Le marché existe, les équilibres vont se rétablir. Ce marché a connu une progression fulgurante au cours de ces 8 dernières années. Il y a ce qu’on appelle en bourse la consolidation. A un moment, quand vous allez trop haut, il y a une phase de consolidation qui fait à ce que le marché respire. On est à cette phase de respiration avant un nouveau départ.

Ne voyons pas seulement les Etats-Unis, l’Europe, mais aussi les pays émergents tels que la Russie, la Chine, l’Inde, etc., qui sont également des gros consommateurs. Mais nous aussi, nous devrons nous mettre à la consommation.

L’une de solutions au problème ne serait-elle pas l’augmentation du taux de transformation du cacao localement ?

Mettons-nous en perspective. En janvier 2012, les chefs d’Etats et de gouvernements de l’Union africaine, réunis à Addis-Abeba à l’occasion d’un Sommet, ont décidé de la mise en place d’une zone de libre échange continentale. C’est un marché unique de libre échange, où circuleraient les biens et les personnes en Afrique sans obstacles. Cela représente de façon statistique un marché de 1,3 milliard de consommateurs. Les perspectives à l’horizon 2030 laissent apparaitre que la population va exploser. La production africaine des fèves de cacao est la suivante : Côte d’ivoire (2 millions de tonnes), Ghana (1 million de tonnes), Cameroun (300.000 tonnes), peut- être le Nigeria 300.000 tonnes et d’autres petits producteurs.

Pensez-vous qu’une production de 4 millions de tonnes à peine pourra couvrir cette demande si les gens se mettent effectivement à la consommation ?

Il faut inciter les gens à consommer il faut créer les conditions d’une consommation locale. Oui, il faut transformer pour pouvoir exploiter ce marché africain. Le marché existe. Les fondamentaux pour une économie cacaoyère africaine sont bonnes. Ne nous arrêtons pas à ce qui pourrait ressembler à un épiphénomène pour commencer à tirer des conclusions alarmistes. Nous sommes dans un moment de correction du marché et le marché repartira.
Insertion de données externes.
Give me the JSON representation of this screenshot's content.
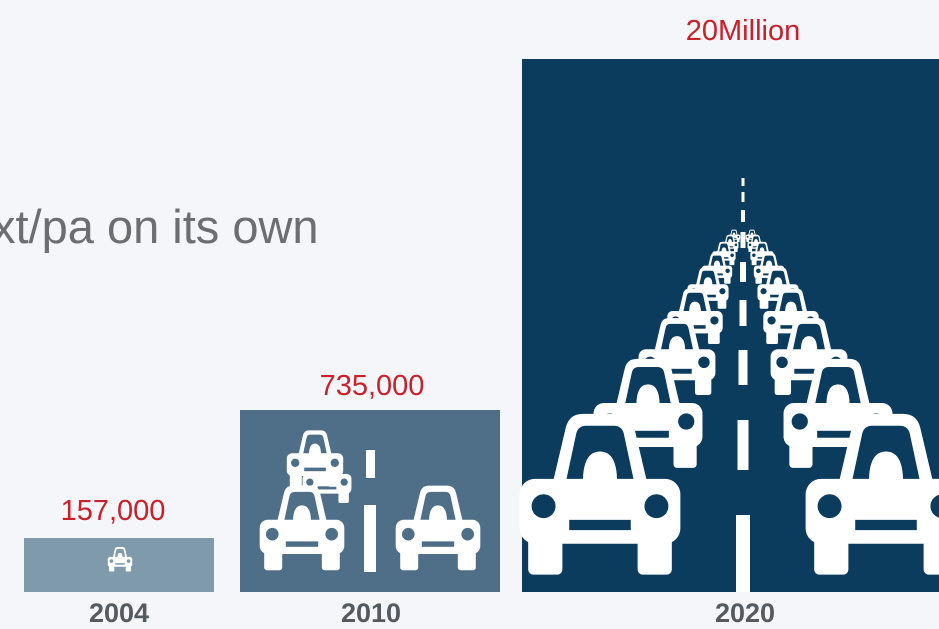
{
  "heading": "xt/pa on its own",
  "items": [
    {
      "year": "2004",
      "value": "157,000"
    },
    {
      "year": "2010",
      "value": "735,000"
    },
    {
      "year": "2020",
      "value": "20Million"
    }
  ]
}
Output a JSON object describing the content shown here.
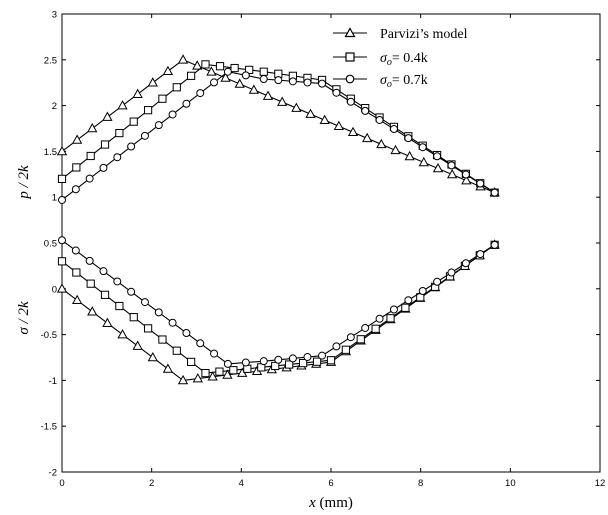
{
  "chart_data": {
    "type": "line",
    "x_axis": {
      "label_var": "x",
      "label_unit": " (mm)",
      "range": [
        0,
        12
      ],
      "ticks": [
        0,
        2,
        4,
        6,
        8,
        10,
        12
      ]
    },
    "y_axis": {
      "range": [
        -2,
        3
      ],
      "ticks": [
        -2,
        -1.5,
        -1,
        -0.5,
        0,
        0.5,
        1,
        1.5,
        2,
        2.5,
        3
      ],
      "label_upper": "p / 2k",
      "label_lower": "σ / 2k"
    },
    "legend": {
      "placement": "top-right",
      "entries": [
        {
          "series": "parvizi",
          "text": "Parvizi’s model"
        },
        {
          "series": "s04",
          "sym": "σ",
          "sub": "o",
          "rest": "= 0.4k"
        },
        {
          "series": "s07",
          "sym": "σ",
          "sub": "o",
          "rest": "= 0.7k"
        }
      ]
    },
    "series": [
      {
        "id": "parvizi-p",
        "name": "Parvizi’s model",
        "marker": "triangle",
        "points": [
          [
            0,
            1.5
          ],
          [
            2.7,
            2.5
          ],
          [
            9.65,
            1.05
          ]
        ]
      },
      {
        "id": "s04-p",
        "name": "σo= 0.4k",
        "marker": "square",
        "points": [
          [
            0,
            1.2
          ],
          [
            3.2,
            2.45
          ],
          [
            4.5,
            2.37
          ],
          [
            5.8,
            2.28
          ],
          [
            9.65,
            1.05
          ]
        ]
      },
      {
        "id": "s07-p",
        "name": "σo= 0.7k",
        "marker": "circle",
        "points": [
          [
            0,
            0.97
          ],
          [
            3.7,
            2.37
          ],
          [
            4.5,
            2.29
          ],
          [
            5.8,
            2.24
          ],
          [
            9.65,
            1.05
          ]
        ]
      },
      {
        "id": "parvizi-s",
        "name": "Parvizi’s model",
        "marker": "triangle",
        "points": [
          [
            0,
            0
          ],
          [
            2.7,
            -1
          ],
          [
            6,
            -0.8
          ],
          [
            9.65,
            0.48
          ]
        ]
      },
      {
        "id": "s04-s",
        "name": "σo= 0.4k",
        "marker": "square",
        "points": [
          [
            0,
            0.3
          ],
          [
            3.2,
            -0.92
          ],
          [
            6,
            -0.78
          ],
          [
            9.65,
            0.48
          ]
        ]
      },
      {
        "id": "s07-s",
        "name": "σo= 0.7k",
        "marker": "circle",
        "points": [
          [
            0,
            0.53
          ],
          [
            3.7,
            -0.82
          ],
          [
            4.5,
            -0.79
          ],
          [
            5.8,
            -0.73
          ],
          [
            9.65,
            0.48
          ]
        ]
      }
    ]
  }
}
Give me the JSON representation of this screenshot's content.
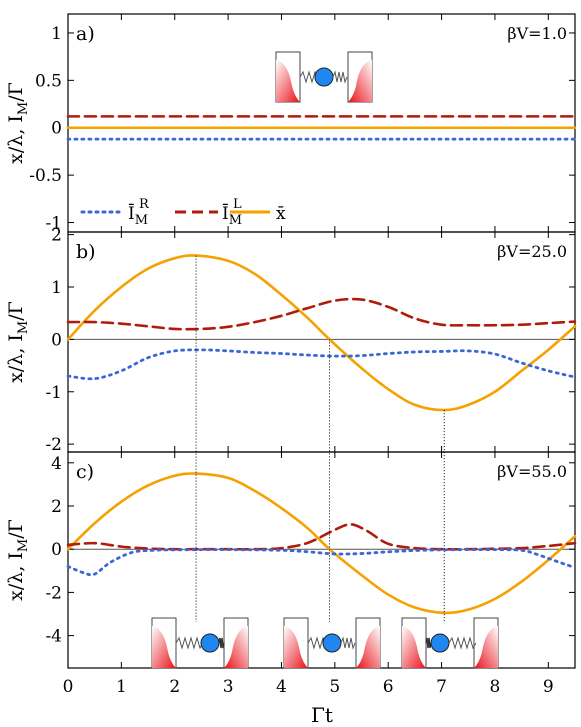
{
  "colors": {
    "x_bar": "#f5a100",
    "I_R": "#3a66d8",
    "I_L": "#b01c0c",
    "zero_line": "#555555",
    "guide": "#000000",
    "device_red": "#e8121a",
    "ball_blue": "#1f88f0"
  },
  "xaxis": {
    "label": "Γt",
    "range": [
      0,
      9.5
    ],
    "ticks": [
      "0",
      "1",
      "2",
      "3",
      "4",
      "5",
      "6",
      "7",
      "8",
      "9"
    ]
  },
  "ylabel_parts": {
    "a": "x/λ, I",
    "sub": "M",
    "b": "/Γ"
  },
  "legend": {
    "I_R": {
      "base": "Ī",
      "sup": "R",
      "sub": "M"
    },
    "I_L": {
      "base": "Ī",
      "sup": "L",
      "sub": "M"
    },
    "x": {
      "base": "x̄"
    }
  },
  "guide_times": [
    2.4,
    4.9,
    7.05
  ],
  "chart_data": [
    {
      "type": "line",
      "panel": "a)",
      "param": "βV=1.0",
      "ylim": [
        -1.1,
        1.2
      ],
      "yticks": [
        "-1",
        "-0.5",
        "0",
        "0.5",
        "1"
      ],
      "series": [
        {
          "name": "Ī_M^R",
          "style": "dotted",
          "x": [
            0,
            9.5
          ],
          "y": [
            -0.12,
            -0.12
          ]
        },
        {
          "name": "Ī_M^L",
          "style": "dashed",
          "x": [
            0,
            9.5
          ],
          "y": [
            0.12,
            0.12
          ]
        },
        {
          "name": "x̄",
          "style": "solid",
          "x": [
            0,
            9.5
          ],
          "y": [
            0.0,
            0.0
          ]
        }
      ]
    },
    {
      "type": "line",
      "panel": "b)",
      "param": "βV=25.0",
      "ylim": [
        -2.15,
        2.05
      ],
      "yticks": [
        "-2",
        "-1",
        "0",
        "1",
        "2"
      ],
      "series": [
        {
          "name": "x̄",
          "style": "solid",
          "x": [
            0,
            0.5,
            1,
            1.5,
            2,
            2.4,
            3,
            3.5,
            4,
            4.5,
            4.9,
            5.5,
            6,
            6.5,
            7.05,
            7.5,
            8,
            8.5,
            9,
            9.5
          ],
          "y": [
            0,
            0.55,
            1.0,
            1.35,
            1.55,
            1.6,
            1.5,
            1.25,
            0.85,
            0.4,
            0.0,
            -0.55,
            -0.95,
            -1.25,
            -1.35,
            -1.25,
            -1.0,
            -0.6,
            -0.2,
            0.25
          ]
        },
        {
          "name": "Ī_M^L",
          "style": "dashed",
          "x": [
            0,
            0.5,
            1,
            1.5,
            2,
            2.5,
            3,
            3.5,
            4,
            4.5,
            5,
            5.5,
            6,
            6.5,
            7,
            7.5,
            8,
            8.5,
            9,
            9.5
          ],
          "y": [
            0.33,
            0.33,
            0.3,
            0.25,
            0.2,
            0.2,
            0.24,
            0.33,
            0.45,
            0.6,
            0.74,
            0.76,
            0.62,
            0.4,
            0.28,
            0.27,
            0.27,
            0.28,
            0.31,
            0.34
          ]
        },
        {
          "name": "Ī_M^R",
          "style": "dotted",
          "x": [
            0,
            0.5,
            1,
            1.5,
            2,
            2.5,
            3,
            3.5,
            4,
            4.5,
            5,
            5.5,
            6,
            6.5,
            7,
            7.5,
            8,
            8.5,
            9,
            9.5
          ],
          "y": [
            -0.7,
            -0.75,
            -0.6,
            -0.35,
            -0.22,
            -0.2,
            -0.22,
            -0.25,
            -0.27,
            -0.3,
            -0.32,
            -0.31,
            -0.27,
            -0.24,
            -0.23,
            -0.22,
            -0.28,
            -0.45,
            -0.6,
            -0.72
          ]
        }
      ]
    },
    {
      "type": "line",
      "panel": "c)",
      "param": "βV=55.0",
      "ylim": [
        -5.5,
        4.5
      ],
      "yticks": [
        "-4",
        "-2",
        "0",
        "2",
        "4"
      ],
      "series": [
        {
          "name": "x̄",
          "style": "solid",
          "x": [
            0,
            0.5,
            1,
            1.5,
            2,
            2.4,
            3,
            3.5,
            4,
            4.5,
            4.9,
            5.5,
            6,
            6.5,
            7.05,
            7.5,
            8,
            8.5,
            9,
            9.5
          ],
          "y": [
            0,
            1.2,
            2.2,
            2.95,
            3.4,
            3.5,
            3.3,
            2.7,
            1.9,
            0.95,
            0.0,
            -1.2,
            -2.1,
            -2.7,
            -2.95,
            -2.8,
            -2.3,
            -1.5,
            -0.5,
            0.6
          ]
        },
        {
          "name": "Ī_M^L",
          "style": "dashed",
          "x": [
            0,
            0.5,
            1,
            1.5,
            2,
            2.5,
            3,
            3.5,
            4,
            4.5,
            5,
            5.3,
            5.6,
            6,
            6.5,
            7,
            7.5,
            8,
            8.5,
            9,
            9.5
          ],
          "y": [
            0.2,
            0.28,
            0.12,
            0.03,
            0.0,
            0.0,
            0.0,
            0.0,
            0.05,
            0.3,
            0.9,
            1.15,
            0.85,
            0.25,
            0.05,
            0.0,
            0.0,
            0.02,
            0.05,
            0.15,
            0.28
          ]
        },
        {
          "name": "Ī_M^R",
          "style": "dotted",
          "x": [
            0,
            0.3,
            0.5,
            0.8,
            1.2,
            1.6,
            2,
            3,
            4,
            4.5,
            5,
            5.5,
            6,
            6.5,
            7,
            7.5,
            8,
            8.5,
            8.8,
            9.2,
            9.5
          ],
          "y": [
            -0.8,
            -1.1,
            -1.15,
            -0.6,
            -0.15,
            -0.05,
            -0.03,
            -0.02,
            -0.05,
            -0.12,
            -0.22,
            -0.2,
            -0.12,
            -0.06,
            -0.03,
            -0.02,
            -0.02,
            -0.05,
            -0.25,
            -0.6,
            -0.85
          ]
        }
      ]
    }
  ]
}
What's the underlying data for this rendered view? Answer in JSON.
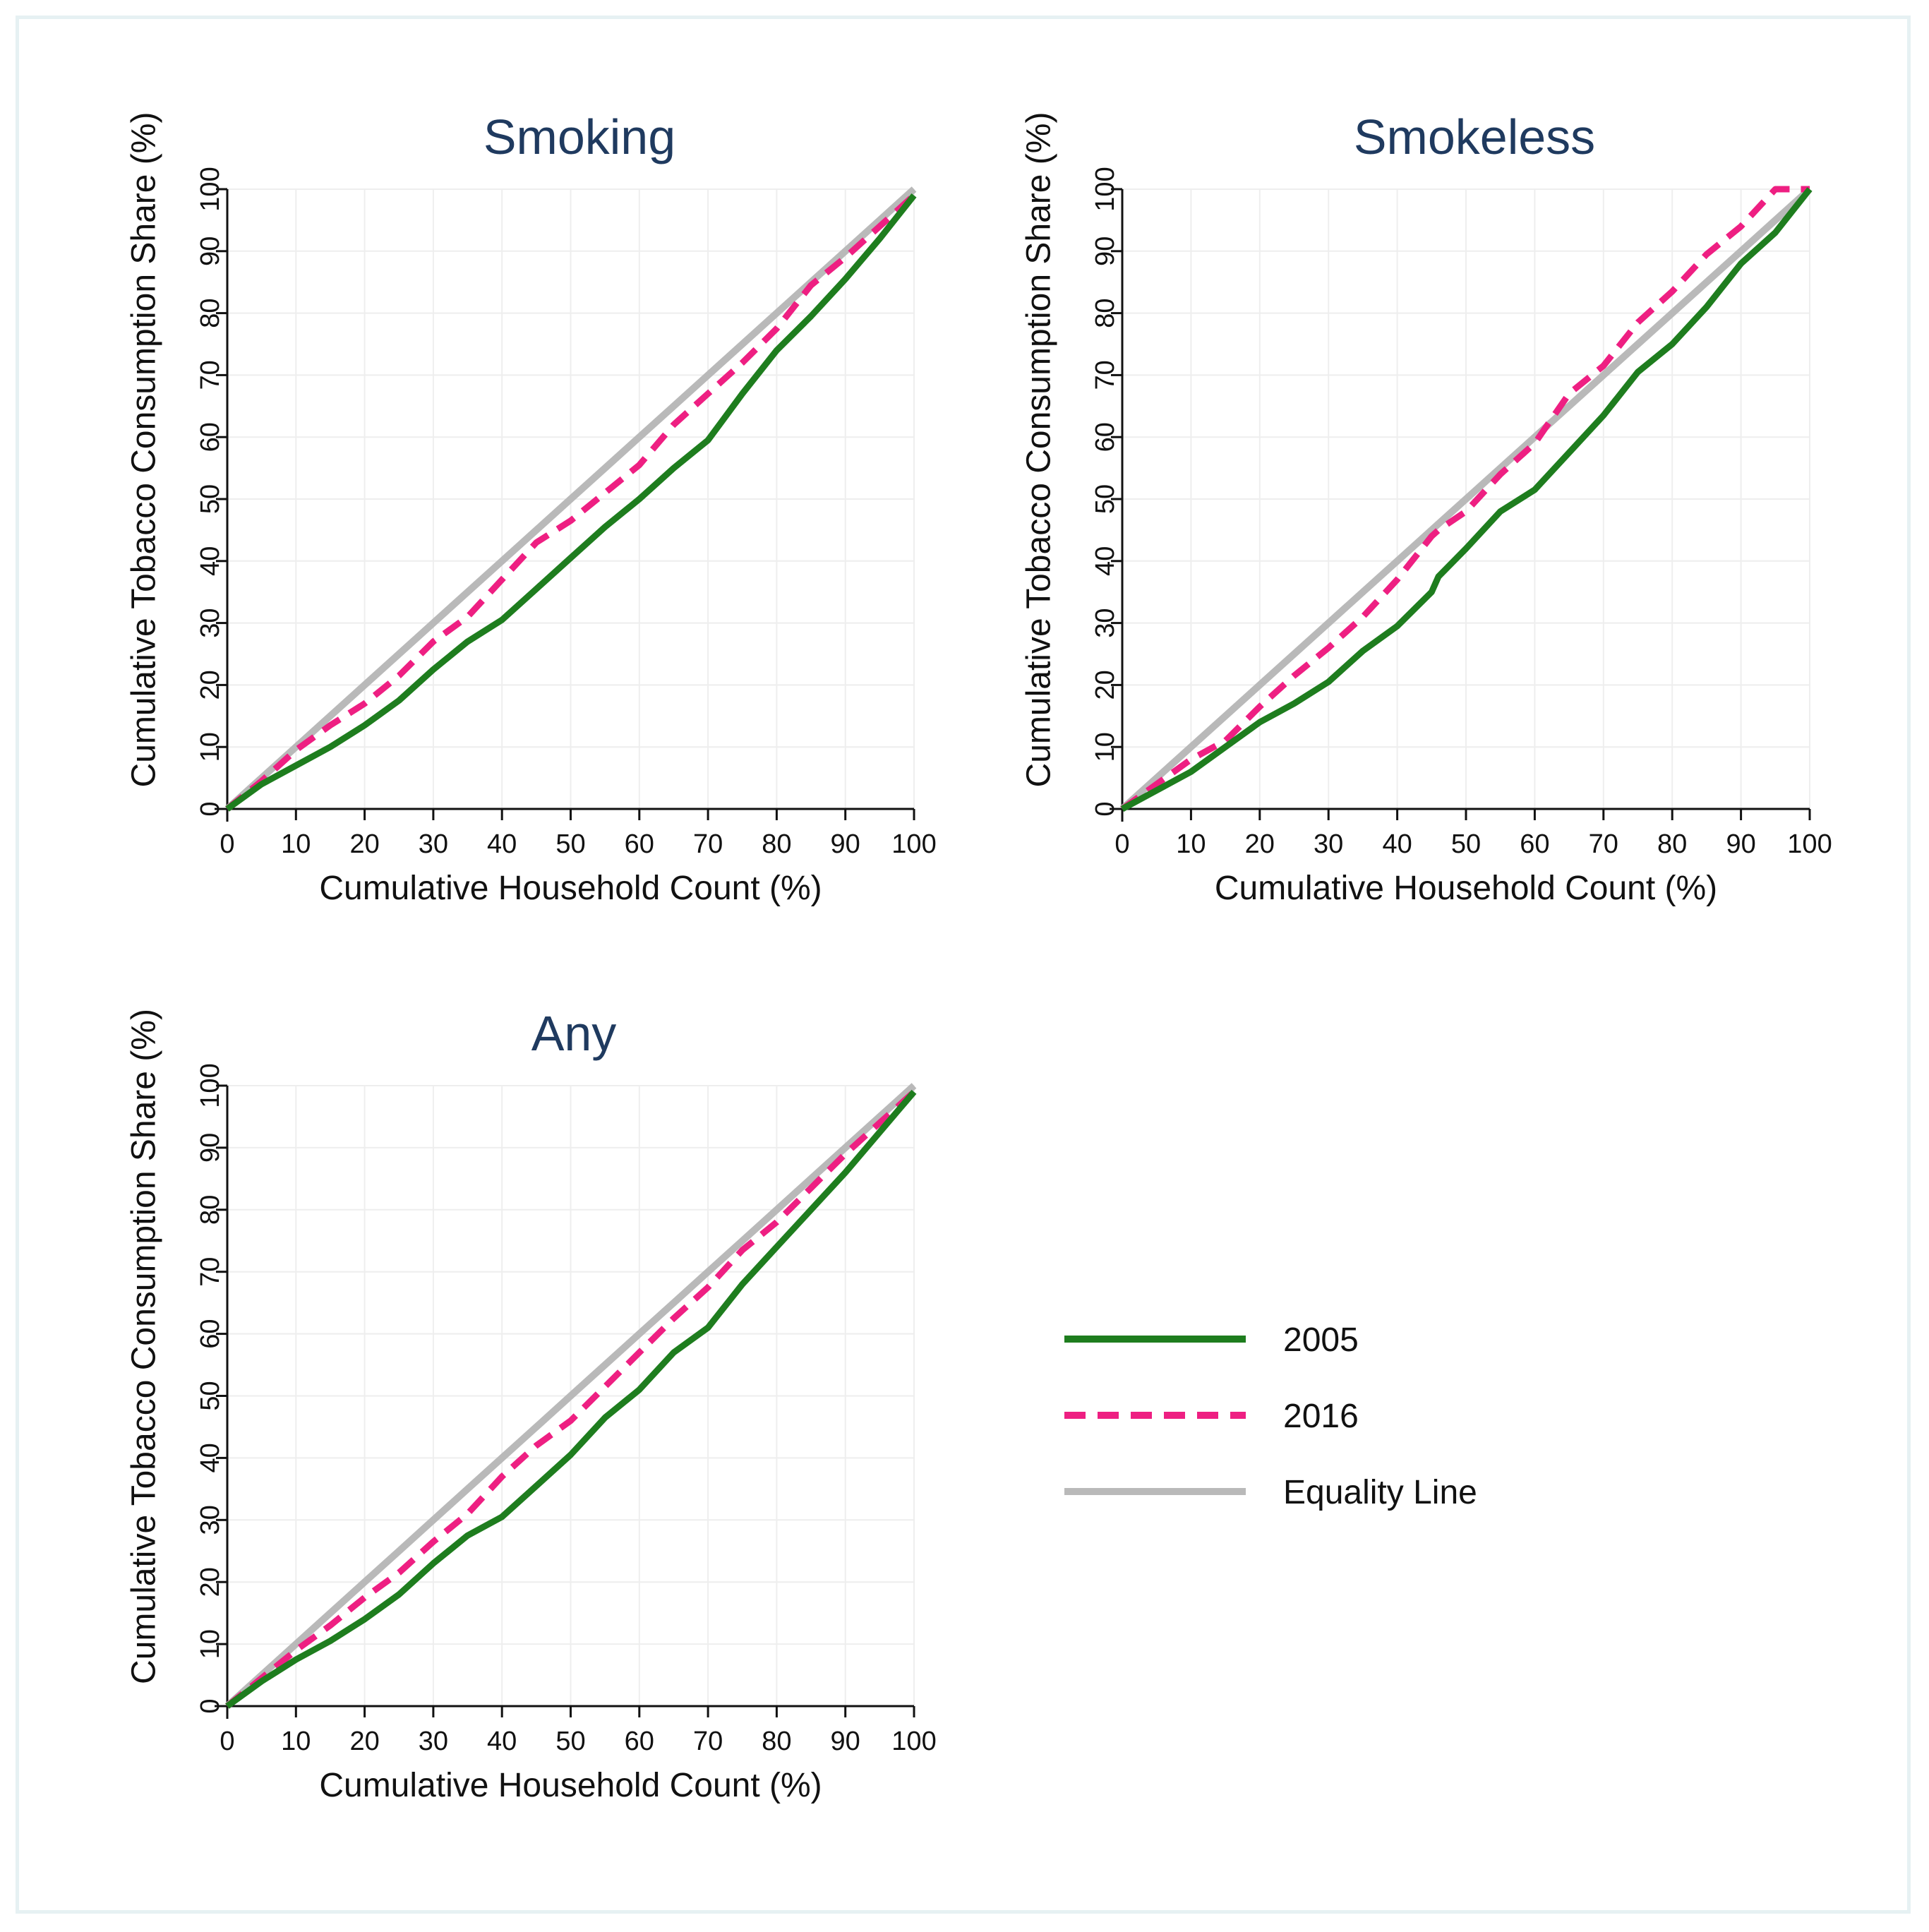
{
  "chart_data": [
    {
      "type": "line",
      "title": "Smoking",
      "xlabel": "Cumulative Household Count (%)",
      "ylabel": "Cumulative Tobacco Consumption Share (%)",
      "xlim": [
        0,
        100
      ],
      "ylim": [
        0,
        100
      ],
      "xticks": [
        0,
        10,
        20,
        30,
        40,
        50,
        60,
        70,
        80,
        90,
        100
      ],
      "yticks": [
        0,
        10,
        20,
        30,
        40,
        50,
        60,
        70,
        80,
        90,
        100
      ],
      "x": [
        0,
        5,
        10,
        15,
        20,
        25,
        30,
        35,
        40,
        45,
        50,
        55,
        60,
        65,
        70,
        75,
        80,
        85,
        90,
        95,
        100
      ],
      "series": [
        {
          "name": "2005",
          "values": [
            0,
            4,
            7,
            10,
            13.5,
            17.5,
            22.5,
            27,
            30.5,
            35.5,
            40.5,
            45.5,
            50,
            55,
            59.5,
            67,
            74,
            79.5,
            85.5,
            92,
            99
          ]
        },
        {
          "name": "2016",
          "values": [
            0,
            4.5,
            9.5,
            13.5,
            17,
            21.5,
            27,
            31,
            37,
            43,
            46.5,
            51,
            55.5,
            62,
            67,
            72,
            77.5,
            84.5,
            89,
            94,
            99
          ]
        },
        {
          "name": "Equality Line",
          "values": [
            0,
            5,
            10,
            15,
            20,
            25,
            30,
            35,
            40,
            45,
            50,
            55,
            60,
            65,
            70,
            75,
            80,
            85,
            90,
            95,
            100
          ]
        }
      ]
    },
    {
      "type": "line",
      "title": "Smokeless",
      "xlabel": "Cumulative Household Count (%)",
      "ylabel": "Cumulative Tobacco Consumption Share (%)",
      "xlim": [
        0,
        100
      ],
      "ylim": [
        0,
        100
      ],
      "xticks": [
        0,
        10,
        20,
        30,
        40,
        50,
        60,
        70,
        80,
        90,
        100
      ],
      "yticks": [
        0,
        10,
        20,
        30,
        40,
        50,
        60,
        70,
        80,
        90,
        100
      ],
      "x": [
        0,
        5,
        10,
        15,
        20,
        25,
        30,
        35,
        40,
        45,
        46,
        50,
        55,
        60,
        65,
        70,
        75,
        80,
        85,
        90,
        95,
        100
      ],
      "series": [
        {
          "name": "2005",
          "values": [
            0,
            3,
            6,
            10,
            14,
            17,
            20.5,
            25.5,
            29.5,
            35,
            37.5,
            42,
            48,
            51.5,
            57.5,
            63.5,
            70.5,
            75,
            81,
            88,
            93,
            100
          ]
        },
        {
          "name": "2016",
          "values": [
            0,
            4,
            8,
            11,
            16.5,
            21.5,
            26,
            31,
            37,
            44,
            45,
            48,
            54,
            59,
            67,
            71.5,
            78.5,
            83.5,
            89.5,
            94,
            100,
            100
          ]
        },
        {
          "name": "Equality Line",
          "values": [
            0,
            5,
            10,
            15,
            20,
            25,
            30,
            35,
            40,
            45,
            46,
            50,
            55,
            60,
            65,
            70,
            75,
            80,
            85,
            90,
            95,
            100
          ]
        }
      ]
    },
    {
      "type": "line",
      "title": "Any",
      "xlabel": "Cumulative Household Count (%)",
      "ylabel": "Cumulative Tobacco Consumption Share (%)",
      "xlim": [
        0,
        100
      ],
      "ylim": [
        0,
        100
      ],
      "xticks": [
        0,
        10,
        20,
        30,
        40,
        50,
        60,
        70,
        80,
        90,
        100
      ],
      "yticks": [
        0,
        10,
        20,
        30,
        40,
        50,
        60,
        70,
        80,
        90,
        100
      ],
      "x": [
        0,
        5,
        10,
        15,
        20,
        25,
        30,
        35,
        40,
        45,
        50,
        55,
        60,
        65,
        70,
        75,
        80,
        85,
        90,
        95,
        100
      ],
      "series": [
        {
          "name": "2005",
          "values": [
            0,
            4,
            7.5,
            10.5,
            14,
            18,
            23,
            27.5,
            30.5,
            35.5,
            40.5,
            46.5,
            51,
            57,
            61,
            68,
            74,
            80,
            86,
            92.5,
            99
          ]
        },
        {
          "name": "2016",
          "values": [
            0,
            4.5,
            9,
            13,
            17.5,
            21.5,
            26.5,
            31,
            37,
            42,
            46,
            51.5,
            57,
            62.5,
            67.5,
            73.5,
            78,
            83.5,
            89,
            94,
            99
          ]
        },
        {
          "name": "Equality Line",
          "values": [
            0,
            5,
            10,
            15,
            20,
            25,
            30,
            35,
            40,
            45,
            50,
            55,
            60,
            65,
            70,
            75,
            80,
            85,
            90,
            95,
            100
          ]
        }
      ]
    }
  ],
  "legend": [
    {
      "label": "2005",
      "color": "#1e7d1e",
      "style": "solid"
    },
    {
      "label": "2016",
      "color": "#ee1f82",
      "style": "dashed"
    },
    {
      "label": "Equality Line",
      "color": "#b9b9b9",
      "style": "solid"
    }
  ],
  "colors": {
    "series_2005": "#1e7d1e",
    "series_2016": "#ee1f82",
    "equality": "#b9b9b9",
    "title": "#1f3a5f",
    "grid": "#eeeeee"
  }
}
La Banque mondiale et le Fmi conseillent également la diversification de la production nationale…

Vous m’amenez sur un sujet qui n’est pas le mien, mais c’est le sens des hautes prescriptions du chef de l’Etat. Si vous êtes en mono produit, vous êtes plus fragiles, vous êtes plus exposés aux fluctuations du marché international. Prenez même les marchés nationaux, le meilleur arbitrage que doit avoir un exploitant agricole, est de bien diversifier ses produits de manière à amortir les chocs. Ceux-ci peuvent subvenir, la diversification est à encourager.

Mentalité

Ce qu’il ne faut pas faire, c’est ce qui s’est produit au début des années 1990. Les gens avaient renoncé à la production. Parce que, quand le marché repart, il repartira. Quand il repartira, le temps que vous vous remettiez à l’ouvrage, vous arriverez avec un, deux trains de retard. Mais, il faut aussi que nous changions aussi de mentalité. Il faut qu’il y ait une profonde mue du monde agricole parce que la demande se crée.